Hushai appeared. And approaching, he said: “I bear good news, my lord the king. For today the Lord has judged for you, from the hand of all who had risen up against you.”
32 Toen zeide de koning tot Cuschi: Is het wel met den jongeling, met Absalom? En Cuschi zeide: De vijanden van mijn heer den koning, en allen, die tegen u ten kwade opstaan, moeten worden als die jongeling.
But the king said to Hushai, “Is there peace for the boy Absalom?” And responding, Hushai said to him, “May the enemies of my lord the king, and all who rise against him for evil, be as the boy is.”

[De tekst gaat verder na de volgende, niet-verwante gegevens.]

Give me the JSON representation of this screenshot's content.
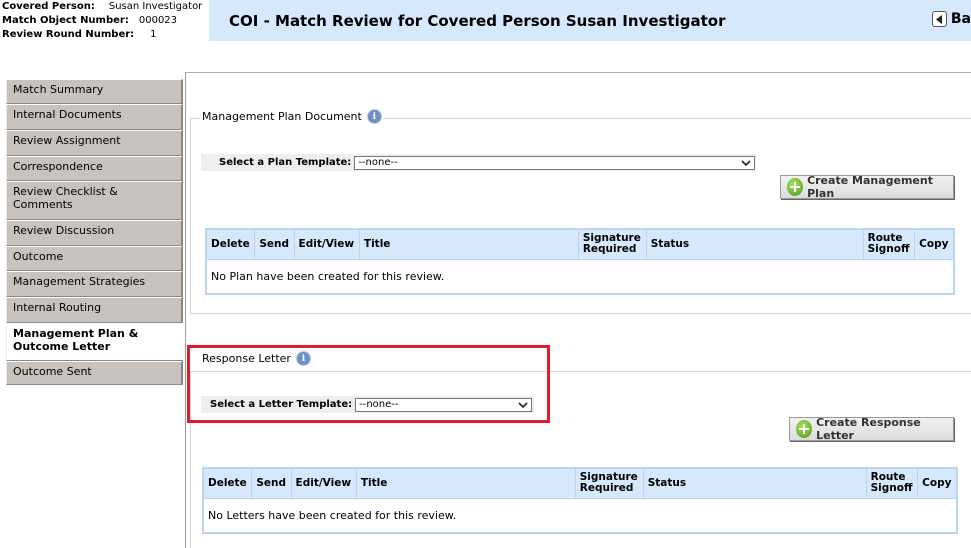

33 Toen werd de koning zeer beroerd, en ging op naar de opperzaal der poort, en weende; en in zijn gaan zeide hij alzo: Mijn zoon Absalom, mijn zoon, mijn zoon Absalom! Och, dat ik, ik voor u gestorven ware, Absalom, mijn zoon, mijn zoon!
And so the king, being greatly saddened, ascended to the upper room of the gate, and he wept. And as he went, he was speaking in this manner: “My son Absalom! Absalom my son! Who can grant to me that I may die on your behalf? Absalom, my son! My son, Absalom!”